Зеленые стволы с огромными светло-серыми листьями, за ними - чаща кустов,
вся в пунцовых лепестках. В кустах хрюкало, пыхтело, и оттуда прямо в ноги
выскочила собака. Подбежала молчком, грозно оскалилась.
Бежать нельзя, подумал Колька. "Рыжик, Рыжик!" - пробормотал он.
Собака бросилась - он отшиб ее пяткой, из кустов высунулось огромное,
рогатое - хрюкнуло. Собака истерически взлаяла, а рогатый полез из кустов.
Носорог. Он тянулся, как грузовик с лафетным прицепом, огромный, серый,
складчатый, с внимательными человечьими глазами.
Заметил человека, опустил рог, рванулся - лепестки взлетели фонтаном.
Колька метнулся за дерево - туша проскочила с топотом, развернулась и
атаковала снова.
По шестому разу Николай понял, что этот "грузовик" одержим манией
убийства. Перебегать от ствола к стволу не удавалось, из пистолета его не
уложишь... Р-раз! Носорог кинулся в седьмой раз, и вдруг с дерева к нему
на шею прыгнула обезьяна и закрыла ему глаза руками. Колька, обмирая,
смотрел, - четырехметровый зверь грохнул об землю, перевернулся, вскочил.
В лапе обезьяны оказалась палица. Свистнул воздух - обезьяна влепила плюху
противнику между глазами - тот ухнул, развернулся как-то вяло и, сотрясая
землю, умчался за обезьяной в кусты... Подбежала, виляя всем туловищем,
собака - припадала к земле, просила прощения.
- Уж нет, ты меня прости, - сказал Колька. - Глупый еще.

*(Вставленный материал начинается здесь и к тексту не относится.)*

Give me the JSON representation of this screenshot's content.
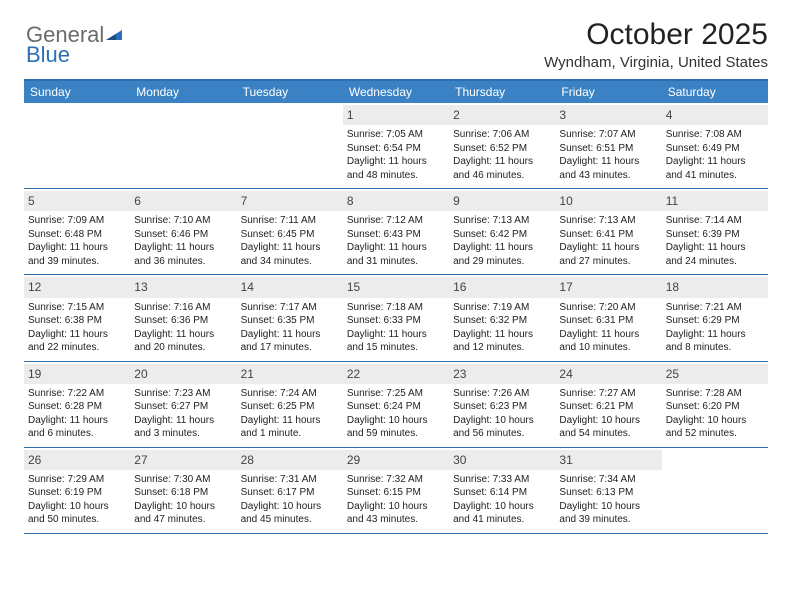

Он был мокр, как мышь. Давай-ка отсюда, пока не опомнились... Побежал
и наскочил на Брахака, тоже бегущего - навстречу.
Брахак увидел полянку, изрытую копытами, покачал головой.
- Друг Адвеста, здесь не срединное Равновесие. Не должно тебе
покидать Пост без Охотников.
- Носатый не ушиб тебя, Адвеста?
- Я понял, спасибо, - сказал Колька.
- Обезьяна его увела, туда.
- Наставник, - объяснил Брахак. - Опасные животные находятся во
внешнем лесу с Наставниками. Если встретишь собаку без ошейника в лесу
Равновесия, знай, что при ней опасное животное из травоядных. Хищных
сопровождают крикуны. Нанои научит тебя голосам крикунов.
...Опять затянуло глаза туманом. Наставники, крикуны. Бред.
Дома-черепахи ползли навстречу. Затошнило. Четкий голос крикнул: "Голодны
вы, Николай Алексеевич!" Брахак подхватил его под мышки.
- Э-э, ты голоден, Адвеста...
Жесткая рука потрепала его по загривку, как собаку.